In this thread cash being greater than market cap (or cash per share greater than price) was mentioned. I don't quite get the aim of that (I would deduct liabilities), but I need to get my post count up if I'm ever to enter the monthly tipping comp, lol, so I thought I'd have a look.
There were 135 that I found with cash greater than market cap. Someone mentioned profits so I thought that might narrow it down, and it did, to 19 stocks. Barely any of any size though.
View attachment 49235
Your data is out of date for at least some of these. Mmx and dmg have sold assets and paid the capital return. Some Others have tones of redbank, centro and mqg are on that list. CKK is a complete basket case and directors are unlikely to give the money out. BEL is trading below NTA but it's a plaything of it's major holder. RIS is a stange one i looked at years ago but it has the liquidity of granite at room temperature.
So I'm wondering if this is more along the lines of what we were getting at? ...
Are you seeking takeover targets?
Or pre-loved undervalued stock?
Personally, neither. I'm wanting to understanding what others looking for these types of stocks are looking for......
Perhaps you seeking troubled companies, in the way that Warren Buffett does!
But then he is capable of swallowing them whole, and turning them around!
So I'm wondering if this is more along the lines of what we were getting at? This is Free cash flow greater than market cap (equivalent of saying free cash flow per share greater than current price), as opposed to balance sheet cash. (BTW, Listed in order of free cash flow to market cap).
This is most recent reported...should I have used past trailing 12 months?
Negative earnings aren't of interest here, because we're only wanting to look at cash - right?
I don't think 'seeking troubled companies' really defines Buffet's strategy.....
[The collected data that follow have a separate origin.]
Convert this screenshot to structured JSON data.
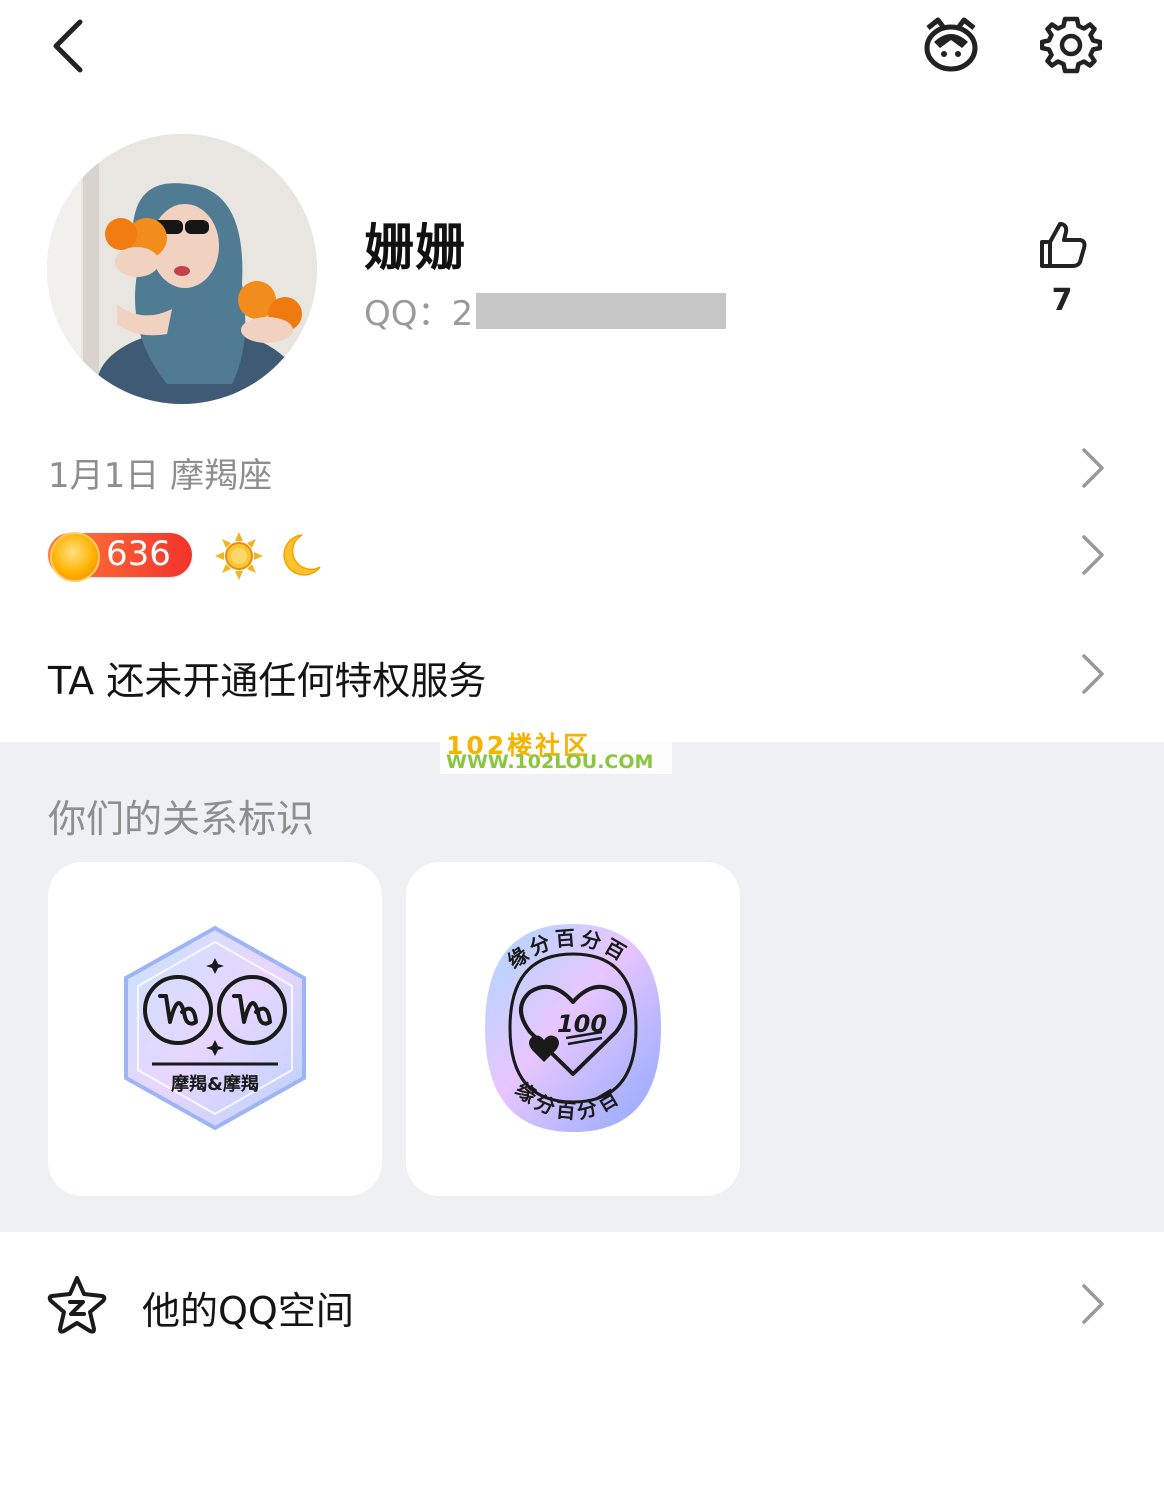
{
  "profile": {
    "nickname": "姗姗",
    "qq_label": "QQ：2",
    "likes": "7"
  },
  "info": {
    "birthday": "1月1日  摩羯座",
    "level": "636",
    "privilege_text": "TA 还未开通任何特权服务"
  },
  "watermark": {
    "line1": "102楼社区",
    "line2": "WWW.102LOU.COM"
  },
  "relationship": {
    "title": "你们的关系标识",
    "badges": [
      {
        "label": "摩羯&摩羯",
        "icon": "capricorn-pair-badge"
      },
      {
        "ring_text": "缘分百分百",
        "number": "100",
        "icon": "fate-100-badge"
      }
    ]
  },
  "qzone": {
    "label": "他的QQ空间",
    "icon": "qzone-star-icon"
  },
  "colors": {
    "section_bg": "#eff0f4",
    "level_red": "#f3322a",
    "muted_text": "#8e8e8e"
  }
}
No, I'm pretty much just exploring an idea taken from here as mentioned above.
Lol. Hastie!
If I make sure a scan and comes up with a company that's bankrupt, I will check my data and query very carefully.
Lol. Hastie!
If I make sure a scan and comes up with a company that's bankrupt, I will check my data and query very carefully.
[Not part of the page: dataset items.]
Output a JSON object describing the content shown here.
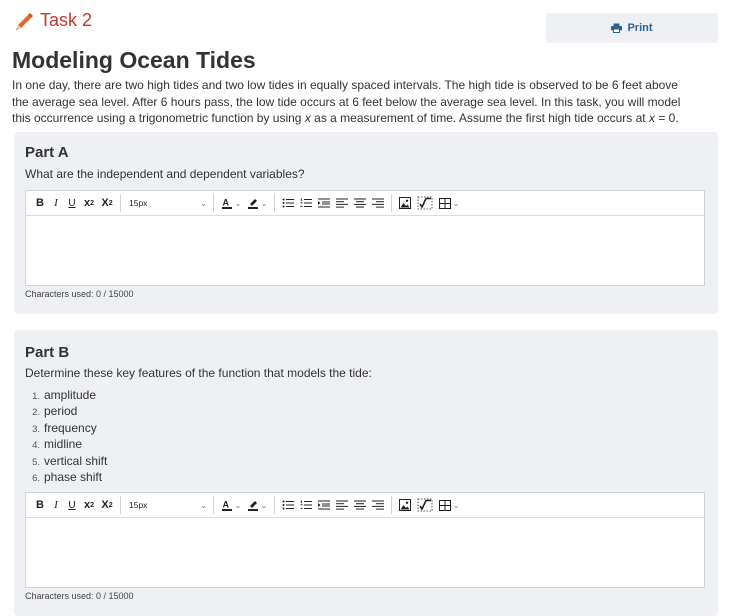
{
  "task": {
    "title": "Task 2",
    "icon": "pencil-icon"
  },
  "print": {
    "label": "Print",
    "icon": "printer-icon"
  },
  "page_title": "Modeling Ocean Tides",
  "intro": {
    "line1": "In one day, there are two high tides and two low tides in equally spaced intervals. The high tide is observed to be 6 feet above",
    "line2": "the average sea level. After 6 hours pass, the low tide occurs at 6 feet below the average sea level. In this task, you will model",
    "line3_pre": "this occurrence using a trigonometric function by using ",
    "var_x": "x",
    "line3_mid": " as a measurement of time. Assume the first high tide occurs at ",
    "line3_post": " = 0."
  },
  "part_a": {
    "title": "Part A",
    "prompt": "What are the independent and dependent variables?",
    "chars": "Characters used: 0 / 15000"
  },
  "part_b": {
    "title": "Part B",
    "prompt": "Determine these key features of the function that models the tide:",
    "items": [
      {
        "num": "1.",
        "text": "amplitude"
      },
      {
        "num": "2.",
        "text": "period"
      },
      {
        "num": "3.",
        "text": "frequency"
      },
      {
        "num": "4.",
        "text": "midline"
      },
      {
        "num": "5.",
        "text": "vertical shift"
      },
      {
        "num": "6.",
        "text": "phase shift"
      }
    ],
    "chars": "Characters used: 0 / 15000"
  },
  "toolbar": {
    "bold": "B",
    "italic": "I",
    "underline": "U",
    "superscript": "x",
    "superscript_mark": "2",
    "subscript": "X",
    "subscript_mark": "2",
    "font_size": "15px"
  },
  "colors": {
    "accent_red": "#c0392b",
    "link_blue": "#2a6496",
    "panel_bg": "#eef0f3"
  }
}
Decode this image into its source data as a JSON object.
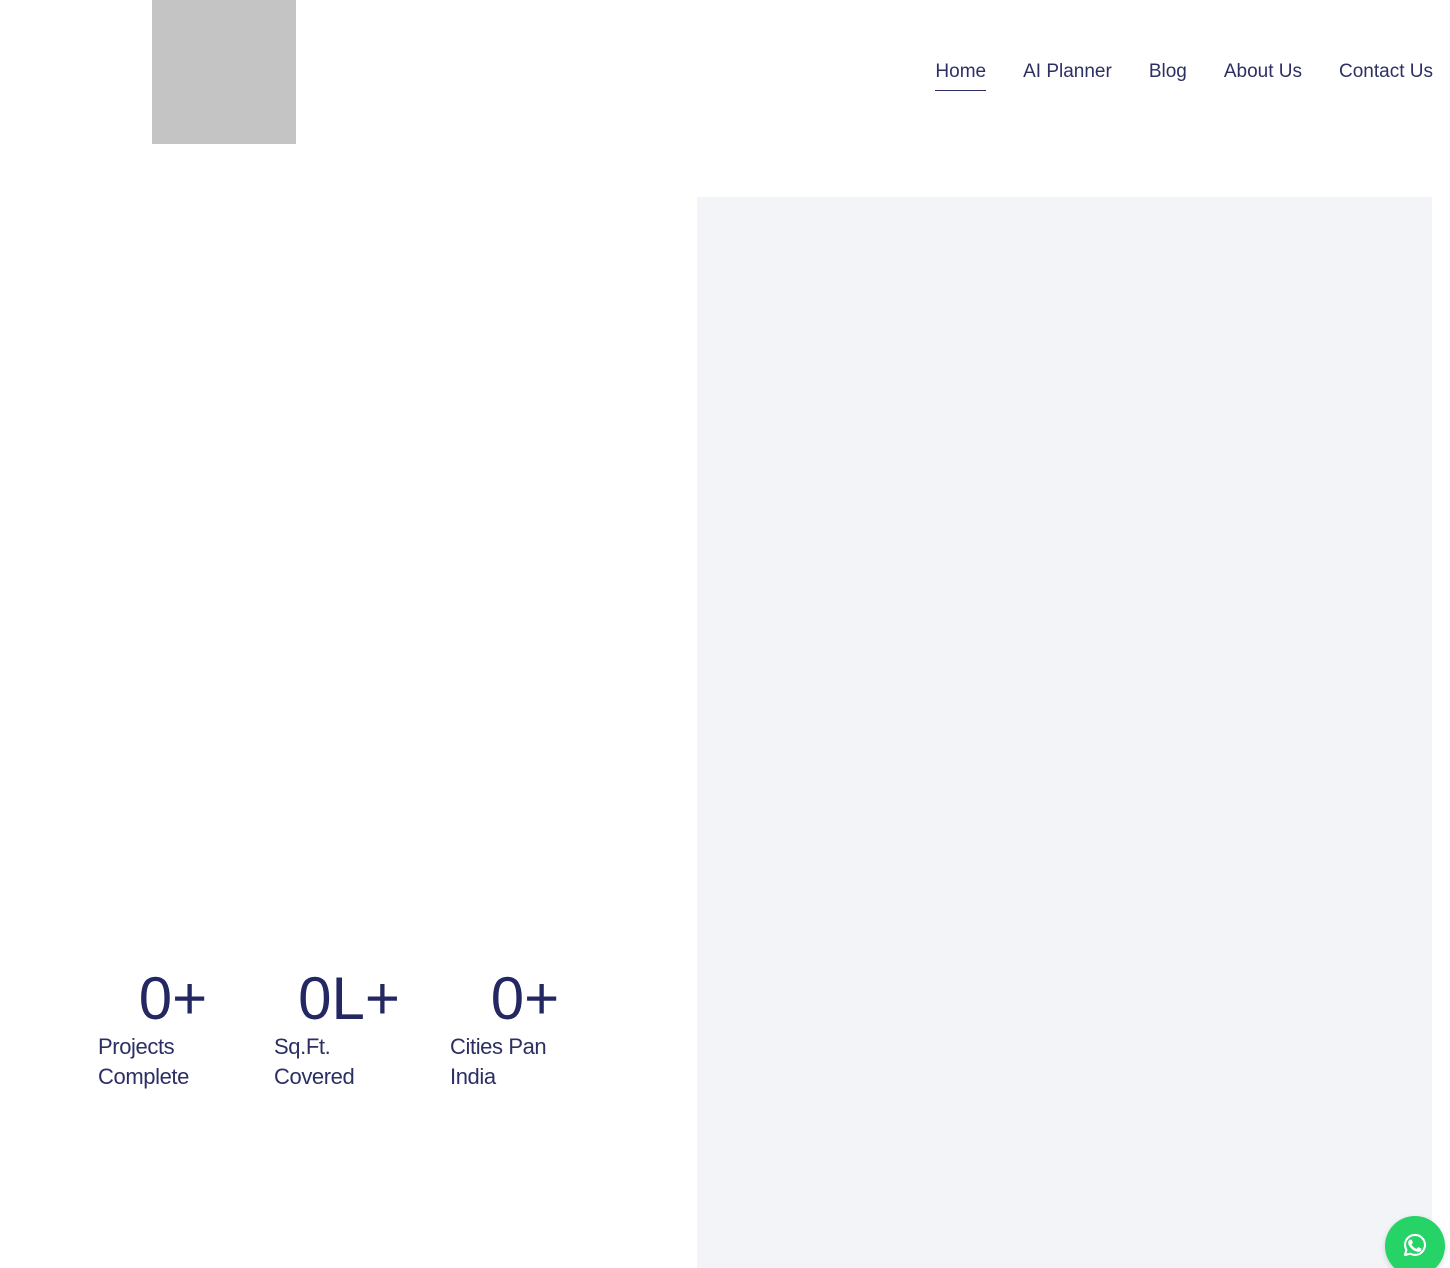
{
  "header": {
    "logo_alt": "",
    "nav": [
      {
        "label": "Home",
        "active": true
      },
      {
        "label": "AI Planner",
        "active": false
      },
      {
        "label": "Blog",
        "active": false
      },
      {
        "label": "About Us",
        "active": false
      },
      {
        "label": "Contact Us",
        "active": false
      }
    ]
  },
  "stats": [
    {
      "value": "0+",
      "label": "Projects Complete"
    },
    {
      "value": "0L+",
      "label": "Sq.Ft. Covered"
    },
    {
      "value": "0+",
      "label": "Cities Pan India"
    }
  ],
  "floating": {
    "icon": "whatsapp-icon",
    "color": "#25d366"
  },
  "colors": {
    "text": "#2c2f64",
    "stat_value": "#232863",
    "panel_bg": "#f3f4f8",
    "logo_placeholder": "#c4c4c4"
  }
}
I will do. I'm not really getting anywhere with clarifying the idea from the previous thread though!
I looked at TTA Holdings (Code: TTA) which is on one of the lists above a few weeks ago. They distribute TEAC branded products in Australia.
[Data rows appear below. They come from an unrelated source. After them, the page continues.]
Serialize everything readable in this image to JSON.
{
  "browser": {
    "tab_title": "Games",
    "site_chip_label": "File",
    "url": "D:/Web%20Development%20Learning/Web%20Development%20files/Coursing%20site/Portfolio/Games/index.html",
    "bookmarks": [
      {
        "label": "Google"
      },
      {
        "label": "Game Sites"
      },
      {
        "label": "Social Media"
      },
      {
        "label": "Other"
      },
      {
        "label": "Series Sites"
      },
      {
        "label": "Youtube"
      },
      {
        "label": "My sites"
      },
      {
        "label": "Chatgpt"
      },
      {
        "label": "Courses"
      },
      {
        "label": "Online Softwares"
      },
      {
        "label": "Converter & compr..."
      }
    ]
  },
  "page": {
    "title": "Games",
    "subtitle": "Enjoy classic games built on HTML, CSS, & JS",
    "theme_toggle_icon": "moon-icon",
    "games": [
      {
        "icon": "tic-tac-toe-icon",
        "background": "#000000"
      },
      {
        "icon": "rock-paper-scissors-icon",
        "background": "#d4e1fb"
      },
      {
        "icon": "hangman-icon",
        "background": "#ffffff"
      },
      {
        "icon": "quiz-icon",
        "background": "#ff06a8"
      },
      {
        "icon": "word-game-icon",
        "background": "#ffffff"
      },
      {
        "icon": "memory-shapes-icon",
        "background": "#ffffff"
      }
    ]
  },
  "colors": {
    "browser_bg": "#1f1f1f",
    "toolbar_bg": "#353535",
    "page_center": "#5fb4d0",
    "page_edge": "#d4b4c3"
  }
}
The cash on their balance sheet is not distributible. They need it to meet the loan requirements that are falling due.
Geoff Gannon said:Is a formulaic approach – investing by pure statistics in dozens of stocks at the same time – a viable value strategy?
Yes. In fact, it’s very simple to boil down the essence of Graham’s approach into a strategy any investor could profitably follow for years:
1. Dividend Yield > Median Dividend Yield of all stocks
2. P/E< Median P/E of all stocks
3. P/B (Tangible)< Median P/B (Tangible) of all stocks
4. Tangible Equity/Total Liabilities > Median Tangible Equity/Total Liabilities of all stocks
Rank by tangible equity/total liabilities.
When I say distributable I mean cash that they are free to use as they please (ie. it is removable from the funding of the core operations). Capital return, dividend, fuelling future growth - that sort of thing.So, we want cash that is distributable? Why?